Dans les jours suivant la crise, les enquêtes furent limitées en raison de contraintes sécuritaires restreignant la liberté de circulation, et ce particulièrement dans les zones à prédominance musulmane de Bangui. Par conséquent, d’après le communiqué de la MINUSCA, le nombre réel de victimes et de violations est potentiellement beaucoup élevé que celui figurant au rapport. Alors que la majorité des violences ont été commises par les groupes armés antibalaka et ex-seleka et leurs affiliés, le rapport détaille également des violences des droits de l’homme commises par des membres des forces armées centrafricaines. La faiblesse des autorités étatiques à Bangui et leur absence à l’extérieur de Bangui laissent planer le risque que les auteurs de violations des droits de l’homme demeurent impunis. Les violations à Bangui ont également engendré une série d’incidents violents dans toute la République centrafricaine, incluant à Bambari, Kaga-Bandoro, Bouar, Carnot et Sibut.

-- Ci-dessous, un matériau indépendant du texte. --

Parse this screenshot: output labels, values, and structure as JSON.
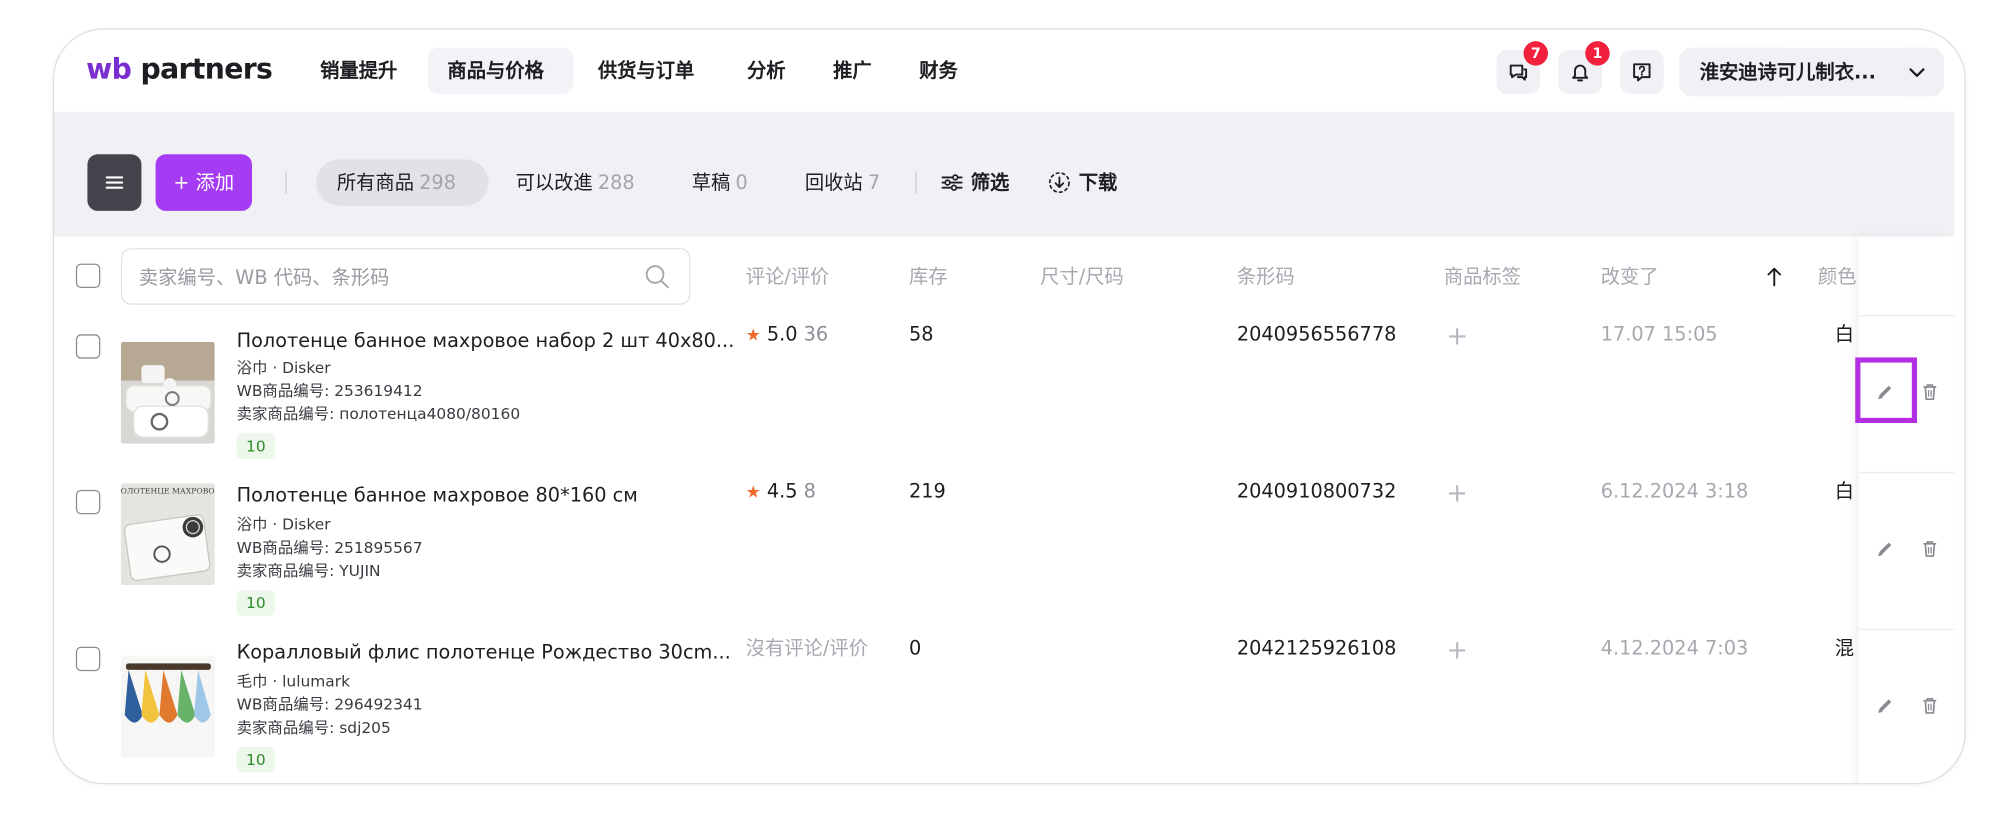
{
  "brand": {
    "logo_wb": "wb",
    "logo_partners": "partners"
  },
  "nav": {
    "items": [
      {
        "label": "销量提升"
      },
      {
        "label": "商品与价格"
      },
      {
        "label": "供货与订单"
      },
      {
        "label": "分析"
      },
      {
        "label": "推广"
      },
      {
        "label": "财务"
      }
    ],
    "active_index": 1
  },
  "header": {
    "chat_badge": "7",
    "notify_badge": "1",
    "account_name": "淮安迪诗可儿制衣..."
  },
  "toolbar": {
    "add_label": "+ 添加",
    "tabs": [
      {
        "label": "所有商品",
        "count": "298"
      },
      {
        "label": "可以改進",
        "count": "288"
      },
      {
        "label": "草稿",
        "count": "0"
      },
      {
        "label": "回收站",
        "count": "7"
      }
    ],
    "filter_label": "筛选",
    "download_label": "下载"
  },
  "search": {
    "placeholder": "卖家编号、WB 代码、条形码"
  },
  "table": {
    "columns": [
      {
        "label": "评论/评价"
      },
      {
        "label": "库存"
      },
      {
        "label": "尺寸/尺码"
      },
      {
        "label": "条形码"
      },
      {
        "label": "商品标签"
      },
      {
        "label": "改变了"
      },
      {
        "label": "颜色"
      }
    ],
    "rows": [
      {
        "title": "Полотенце банное махровое набор 2 шт 40x80...",
        "category": "浴巾 · Disker",
        "wb_code": "WB商品编号: 253619412",
        "seller_code": "卖家商品编号: полотенца4080/80160",
        "badge": "10",
        "rating": "5.0",
        "rating_count": "36",
        "stock": "58",
        "barcode": "2040956556778",
        "changed": "17.07 15:05",
        "color": "白"
      },
      {
        "title": "Полотенце банное махровое 80*160 см",
        "category": "浴巾 · Disker",
        "wb_code": "WB商品编号: 251895567",
        "seller_code": "卖家商品编号: YUJIN",
        "badge": "10",
        "rating": "4.5",
        "rating_count": "8",
        "stock": "219",
        "barcode": "2040910800732",
        "changed": "6.12.2024 3:18",
        "color": "白"
      },
      {
        "title": "Коралловый флис полотенце Рождество 30cm...",
        "category": "毛巾 · lulumark",
        "wb_code": "WB商品编号: 296492341",
        "seller_code": "卖家商品编号: sdj205",
        "badge": "10",
        "no_reviews": "沒有评论/评价",
        "stock": "0",
        "barcode": "2042125926108",
        "changed": "4.12.2024 7:03",
        "color": "混"
      }
    ],
    "thumb_top_text": "ПОЛОТЕНЦЕ МАХРОВОЕ"
  },
  "colors": {
    "brand_purple": "#a53cf4",
    "highlight": "#b32ee0",
    "badge_red": "#f2203c",
    "star_orange": "#f36b2c"
  },
  "icons": [
    "chat-icon",
    "bell-icon",
    "help-icon",
    "chevron-down-icon",
    "menu-icon",
    "filter-icon",
    "download-icon",
    "search-icon",
    "sort-arrow-icon",
    "edit-icon",
    "trash-icon"
  ]
}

Le Représentant spécial du Secrétaire général des Nations Unies demande aux autorités centrafricaines, aux groupes armés et à la communauté internationale de mettre en œuvre une série de recommandation afin d’éviter des violations massives des droits de l’homme à l’avenir, et de prendre des actions effectives afin de lutter contre l’impunité. Le Chef de la MINUSCA a exprimé ses inquiétudes quant à la possibilité que « les auteurs de ces violations graves bénéficient de l’impunité et demande aux autorités centrafricaines de prendre des actions effectives afin que les responsables soient traduits en justice ». Il réitère l’engagement de l’ONU à améliorer l’améliorer l’administration de la justice.

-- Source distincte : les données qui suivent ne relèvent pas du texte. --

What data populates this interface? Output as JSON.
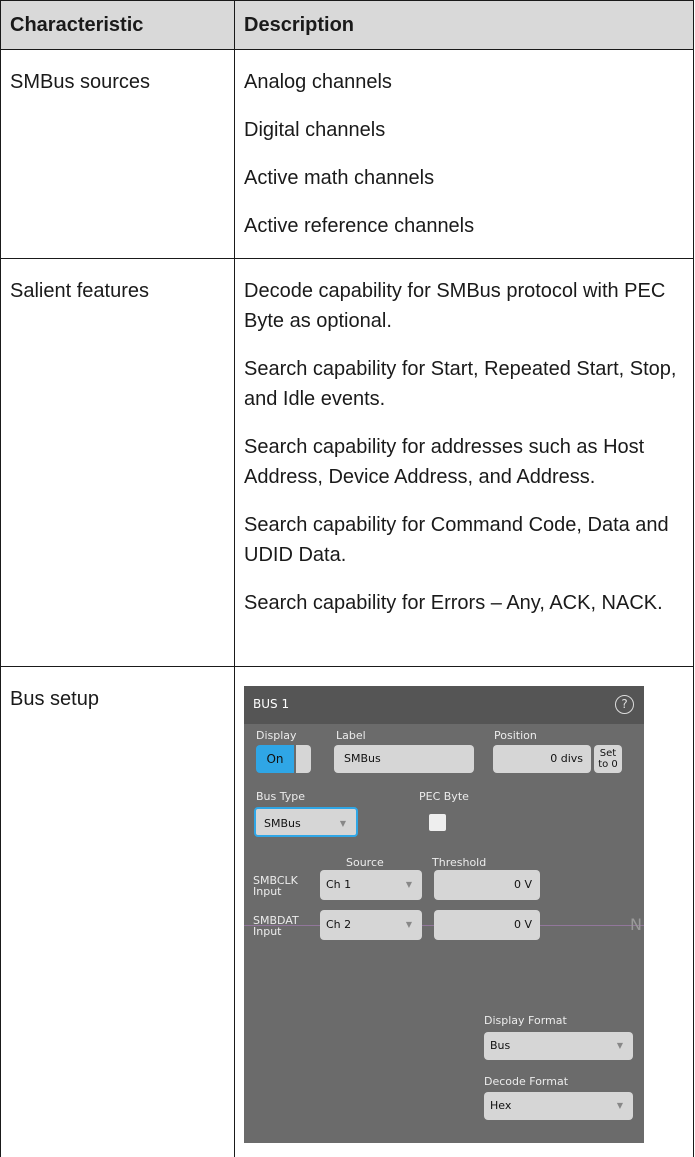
{
  "table": {
    "headers": [
      "Characteristic",
      "Description"
    ],
    "rows": [
      {
        "characteristic": "SMBus sources",
        "description": [
          "Analog channels",
          "Digital channels",
          "Active math channels",
          "Active reference channels"
        ]
      },
      {
        "characteristic": "Salient features",
        "description": [
          "Decode capability for SMBus protocol with PEC Byte as optional.",
          "Search capability for Start, Repeated Start, Stop, and Idle events.",
          "Search capability for addresses such as Host Address, Device Address, and Address.",
          "Search capability for Command Code, Data and UDID Data.",
          "Search capability for Errors – Any, ACK, NACK."
        ]
      },
      {
        "characteristic": "Bus setup"
      }
    ]
  },
  "panel": {
    "title": "BUS 1",
    "help_icon": "help-circle-icon",
    "help_glyph": "?",
    "display_label": "Display",
    "display_value": "On",
    "label_label": "Label",
    "label_value": "SMBus",
    "position_label": "Position",
    "position_value": "0 divs",
    "set_to_zero_line1": "Set",
    "set_to_zero_line2": "to 0",
    "bus_type_label": "Bus Type",
    "bus_type_value": "SMBus",
    "pec_byte_label": "PEC Byte",
    "pec_byte_checked": false,
    "source_label": "Source",
    "threshold_label": "Threshold",
    "clk_label_line1": "SMBCLK",
    "clk_label_line2": "Input",
    "clk_source": "Ch 1",
    "clk_threshold": "0 V",
    "dat_label_line1": "SMBDAT",
    "dat_label_line2": "Input",
    "dat_source": "Ch 2",
    "dat_threshold": "0 V",
    "display_format_label": "Display Format",
    "display_format_value": "Bus",
    "decode_format_label": "Decode Format",
    "decode_format_value": "Hex",
    "accent_color": "#2fa6e6"
  }
}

Recommandations du rapport
Ce rapport formule des recommandations incluant la priorisation de la lutte contre l’impunité pour les violations graves et abus passés et présents des droits de l’homme, la cessation des attaques contre les civils par les groupes armés, et la réforme des FACA . De surcroit, le rapport recommande la mise en œuvre des programmes robustes et efficaces de désarment, démobilisation et réinsertion (DDR) et de réduction de la violence communautaire (RVC), aussi la protection et l’assistance pour les victimes de violences sexuelles et basées sur le genre, ainsi que du support technique et financier de la communauté internationale pour la mise en place et le fonctionnement de la Cour pénale spéciale pour la République centrafricaine.

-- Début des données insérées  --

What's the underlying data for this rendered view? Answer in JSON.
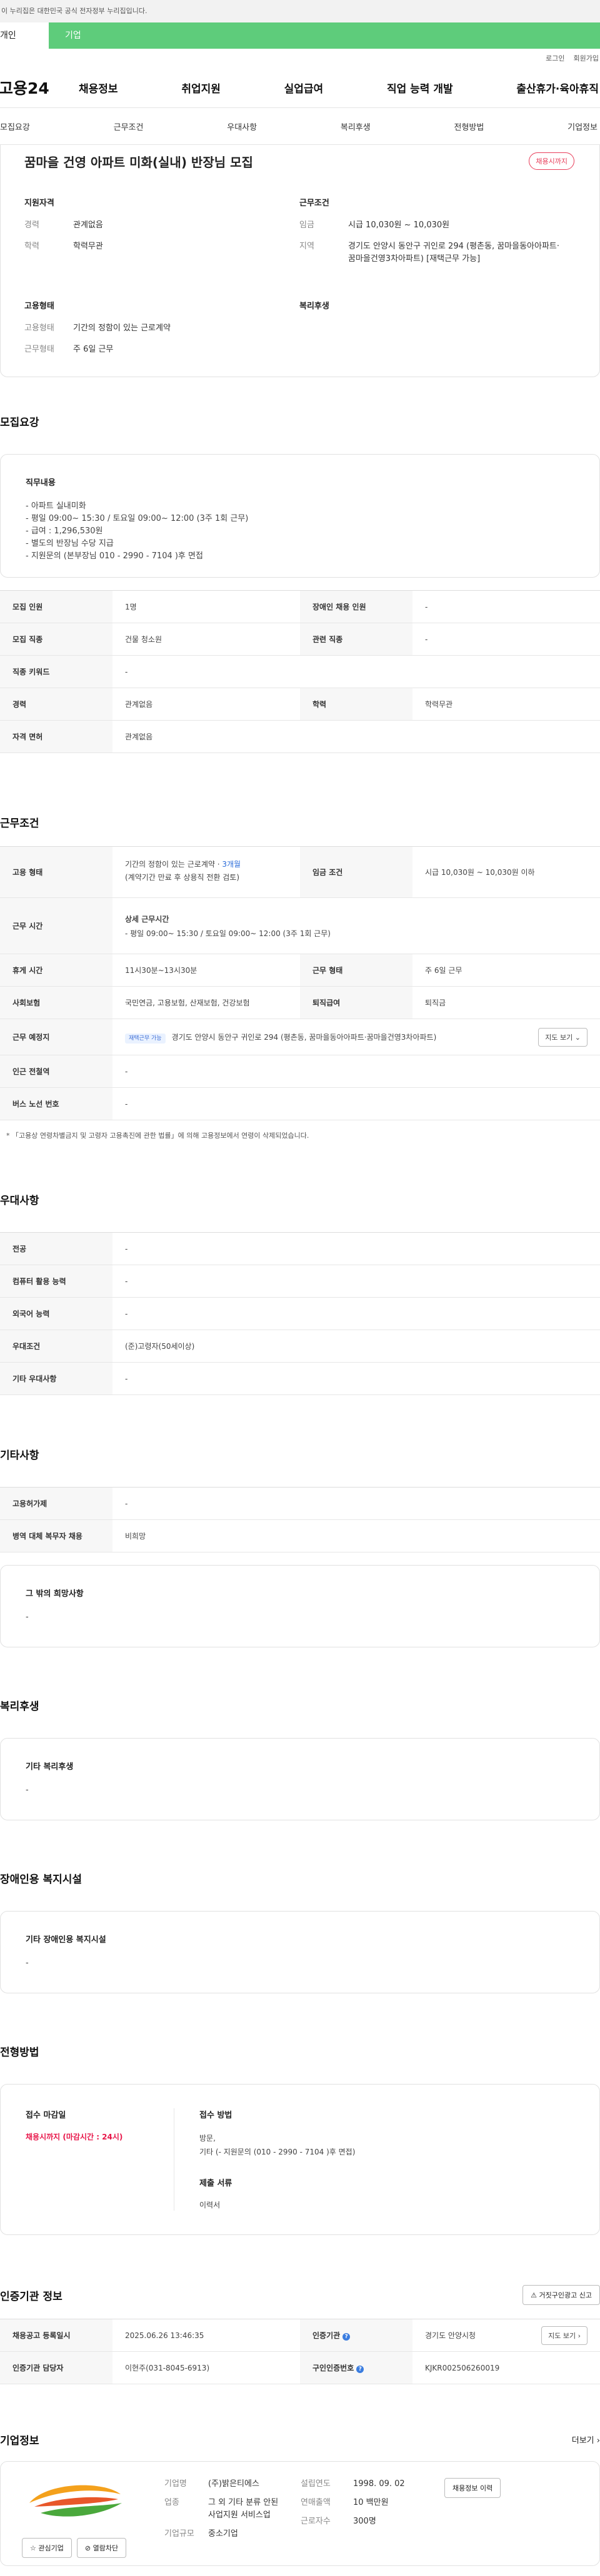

Le 30 septembre 2015, la Procureure de la Cour pénale internationale, Fatou Bensouda, a exprimé sa grande inquiétude face à l’escalade de la violence à Bangui. Madame Bensouda a averti que tous ceux commettant des crimes tombant sous la juridiction de la Cour pourraient être tenus individuellement responsables. Dans une déclaration séparée, la procureure a souligné la tenue prochaine des élections en Centrafrique , disant : « le processus de collecte de la preuve à l’encontre de toute personne incitant ou prenant part à des gestes de violence massive avant, pendant ou après les élections se poursuit. Ces gestes continuent des crimes graves, qui font parties des crimes pour lesquelles la CPI à juridiction ».
La MINUSCA va aussi partager les conclusions de ses enquêtes avec la CPI et la Cour pénale spéciale pour la RCA, qui sera mise sur pied prochainement. Par ailleurs, le Forum national de Bangui a recommandé la création d’une Cour pénale spéciale en Centrafrique pour juger les responsables de crimes commis durant le conflit dans le pays.